Trends in the pre- and post-transfer rates of poverty show the anti-poverty effectiveness of social security and the major means-tested assistance program benefits.
Figure ECON 7. Poverty Rate of All Persons in Families with Related Children Under 18 Using Alternative Definition of Income, 1979-1995
Note: The pre-transfer rate measures poverty in terms of cash income (only) before all transfers. The official rate measures it in terms of cash income plus social security and means-tested cash transfers. The post-transfer rate measures poverty after adding not only social security and means-tested cash transfers but also the market value of food and housing benefits plus taxes (including the refundable EITC as well as Federal payroll and income taxes); it does not include the fungible value of Medicare and Medicaid.
- In all years reported, the pre-transfer poverty rate for families with related children under age 18 was much higher than both the official poverty rate and the post-transfer poverty rate.
- Table ECON 7 shows that the total reduction in the poverty rate from transfers declined from 6 percent in 1979 to 4 percent in 1983. By 1993, the total reduction in the poverty rate again reached 6 percent and increased to 7 percent in 1994 and 1995.
Table ECON 7. Antipoverty Effectiveness of Cash and Near-Cash Transfers for All Persons in Families with Related Children Under 18, Selected Fiscal Years
|Total Reduction in Poverty Rate||6.1||4.2||4.5||6.4||7.0||7.0|
|Total Population (in thousands)||133,435||132,123||135,430||144,551||145,814||146,227|
|Percent of Persons Removed from Poverty Due to:|
|Social Insurance (other than Social Security)||4.4||6.9||3.4||4.2||3.8||3.5|
|Food and Housing Benefits||16.5||8.7||11.7||10.2||11.6||12.5|
|EITC and Fed. Payroll and Income Taxes||-1.7||-5.8||-2.8||2.3||4.1||6.6|
|Total Percent of Pre-Transfer Poor Removed from Poverty by All Transfers||36.6||19.1||23.9||28.9||32.6||35.2|
|Poverty Rate (in percent):|
|Cash Income Before Transfers (pre-transfer)||16.6||21.9||18.6||22.3||21.4||20.0|
|Plus Social Ins. (other than Social Security)||15.8||20.4||18.0||21.4||20.6||19.3|
|Plus Social Security||14.3||19.1||16.8||20.0||19.2||18.1|
|Plus Means-Tested Cash Transfers (official poverty rate)||12.9||18.4||15.8||18.7||17.8||16.8|
|Plus Food and Housing Benefits||10.2||16.5||13.6||16.4||15.3||14.3|
|Plus EITC, less Fed. Payroll & Income Taxes (post-trans.)||10.5||17.7||14.1||15.9||14.4||13.0|
Note: EITC = Earned Income Tax Credit
Source: Congressional Budget Office tabulations. Additional calculations by DHHS.
- Table ECON 7 shows that a substantial percent of the poor population was removed from poverty by transfers in all years shown. After declining from 37 percent in 1979 to 19 percent in 1983, the percent of persons removed from poverty due to transfers consistently increased in the years reported. In 1995, 35 percent of all poor persons were removed from poverty due to transfers.

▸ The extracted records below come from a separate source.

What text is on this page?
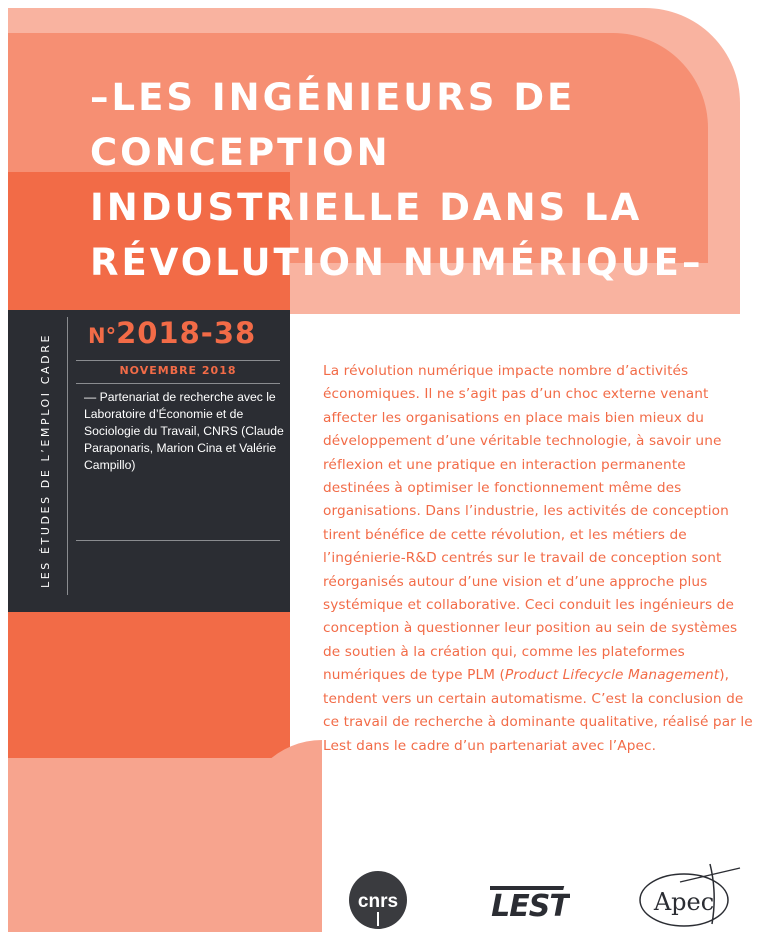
–LES INGÉNIEURS DE CONCEPTION INDUSTRIELLE DANS LA RÉVOLUTION NUMÉRIQUE–
LES ÉTUDES DE L’EMPLOI CADRE N°2018-38
NOVEMBRE 2018

— Partenariat de recherche avec le Laboratoire d’Économie et de Sociologie du Travail, CNRS (Claude Paraponaris, Marion Cina et Valérie Campillo)

La révolution numérique impacte nombre d’activités économiques. Il ne s’agit pas d’un choc externe venant affecter les organisations en place mais bien mieux du développement d’une véritable technologie, à savoir une réflexion et une pratique en interaction permanente destinées à optimiser le fonctionnement même des organisations. Dans l’industrie, les activités de conception tirent bénéfice de cette révolution, et les métiers de l’ingénierie-R&D centrés sur le travail de conception sont réorganisés autour d’une vision et d’une approche plus systémique et collaborative. Ceci conduit les ingénieurs de conception à questionner leur position au sein de systèmes de soutien à la création qui, comme les plateformes numériques de type PLM (Product Lifecycle Management), tendent vers un certain automatisme. C’est la conclusion de ce travail de recherche à dominante qualitative, réalisé par le Lest dans le cadre d’un partenariat avec l’Apec.

cnrs	LEST	Apec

- Table ECON 7 shows that the percent of the poor population removed from poverty due to food and housing benefits is much larger in all reported years than the percent removed due to other transfers. In 1995, 13 percent of the poor population was removed from poverty due to food and housing benefits.
- Table ECON 7 also shows that whereas the EITC and Federal payroll and income taxes did not remove any poor individuals from poverty in 1979, 1983 and 1989, the trend reversed in 1993. By 1995, the EITC and Federal payroll and income taxes removed 7 percent of the poor population from poverty.